Completely unremarkable street, but so Dutch

I had to take a moment when I walked out of Amsterdam Centraal Station. All around me Italians were burbling, Spaniards were lisping, and the Dutch were clearing their throats with the somehow soft guttural gurgles of a language I’ve come to love. It’s like velvet, but phlegmy. The trams were bonging their polite warnings, canal boats were gently stirring the stolen bicycles at the bottom of the canal, and a warm sun was glowing on the high hems and shiny sunglasses of people walking everywhere.

I love the Netherlands. Amsterdam is one helluva city. Right now, it’s my favorite city in Europe. Of course, in the honest quiet here I can admit that when we get to Venice, that will be my favorite, and I’ll mean it when I say the same thing about Paris. I mean it every time I say it, and I say it a lot, but even in isolation, removed from the proximal affection of being in each place, Amsterdam stands out above the rest. I could live here.

Haarlem kerk

Haarlem, not Amsterdam, but close enough for now, and right outside my front door.

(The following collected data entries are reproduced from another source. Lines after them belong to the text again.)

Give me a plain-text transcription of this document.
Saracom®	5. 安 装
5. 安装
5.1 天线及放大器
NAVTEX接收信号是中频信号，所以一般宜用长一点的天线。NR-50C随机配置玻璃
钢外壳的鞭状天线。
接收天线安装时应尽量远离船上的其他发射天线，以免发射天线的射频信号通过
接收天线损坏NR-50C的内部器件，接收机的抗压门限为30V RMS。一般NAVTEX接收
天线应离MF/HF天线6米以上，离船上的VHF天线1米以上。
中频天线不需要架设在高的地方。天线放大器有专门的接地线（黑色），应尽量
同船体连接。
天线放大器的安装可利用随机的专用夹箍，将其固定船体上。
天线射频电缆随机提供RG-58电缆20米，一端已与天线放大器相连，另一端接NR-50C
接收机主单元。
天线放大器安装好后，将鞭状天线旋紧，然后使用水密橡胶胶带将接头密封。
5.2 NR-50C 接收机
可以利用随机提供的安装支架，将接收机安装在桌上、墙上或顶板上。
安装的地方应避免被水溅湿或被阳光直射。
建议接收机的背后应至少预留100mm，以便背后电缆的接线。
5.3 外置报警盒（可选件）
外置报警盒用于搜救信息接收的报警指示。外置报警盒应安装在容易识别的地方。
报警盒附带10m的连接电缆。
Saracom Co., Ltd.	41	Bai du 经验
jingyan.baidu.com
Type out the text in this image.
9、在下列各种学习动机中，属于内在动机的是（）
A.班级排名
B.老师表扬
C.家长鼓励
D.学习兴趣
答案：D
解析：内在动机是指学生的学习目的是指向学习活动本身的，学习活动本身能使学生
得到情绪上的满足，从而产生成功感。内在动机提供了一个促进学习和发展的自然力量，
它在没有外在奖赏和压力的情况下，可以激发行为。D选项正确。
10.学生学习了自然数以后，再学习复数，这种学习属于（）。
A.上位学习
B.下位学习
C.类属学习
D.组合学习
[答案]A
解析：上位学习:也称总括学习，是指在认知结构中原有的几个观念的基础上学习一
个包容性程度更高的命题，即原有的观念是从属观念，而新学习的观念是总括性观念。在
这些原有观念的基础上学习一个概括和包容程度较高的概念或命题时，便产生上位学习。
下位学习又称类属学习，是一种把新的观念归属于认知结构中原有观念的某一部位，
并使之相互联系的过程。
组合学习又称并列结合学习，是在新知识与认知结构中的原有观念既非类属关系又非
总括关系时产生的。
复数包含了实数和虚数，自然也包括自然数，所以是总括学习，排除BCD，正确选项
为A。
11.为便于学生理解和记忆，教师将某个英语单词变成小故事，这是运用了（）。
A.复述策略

I’m leading a “Best of Europe” tour from Amsterdam down to Rome and over to Paris, and while I find that tour title to be rather ambitious, (seeing the Best of Europe would take not 21 days but 21 lifetimes, but that would be a tough tour to sell), I can only marvel at how much we pack into those three weeks. So much good stuff.

Standing outside Central Station, I felt the salty rope and tar solidity of Amsterdam’s history, with its consequences and gifts to the Western culture that raised me, and I can’t wait to find out if I can adequately convey it all to my tour members.

And right now, satiated with Dutch coffee, canal strolling in my immediate future and who knows, perhaps raw herring on the near horizon, I am so grateful to be here.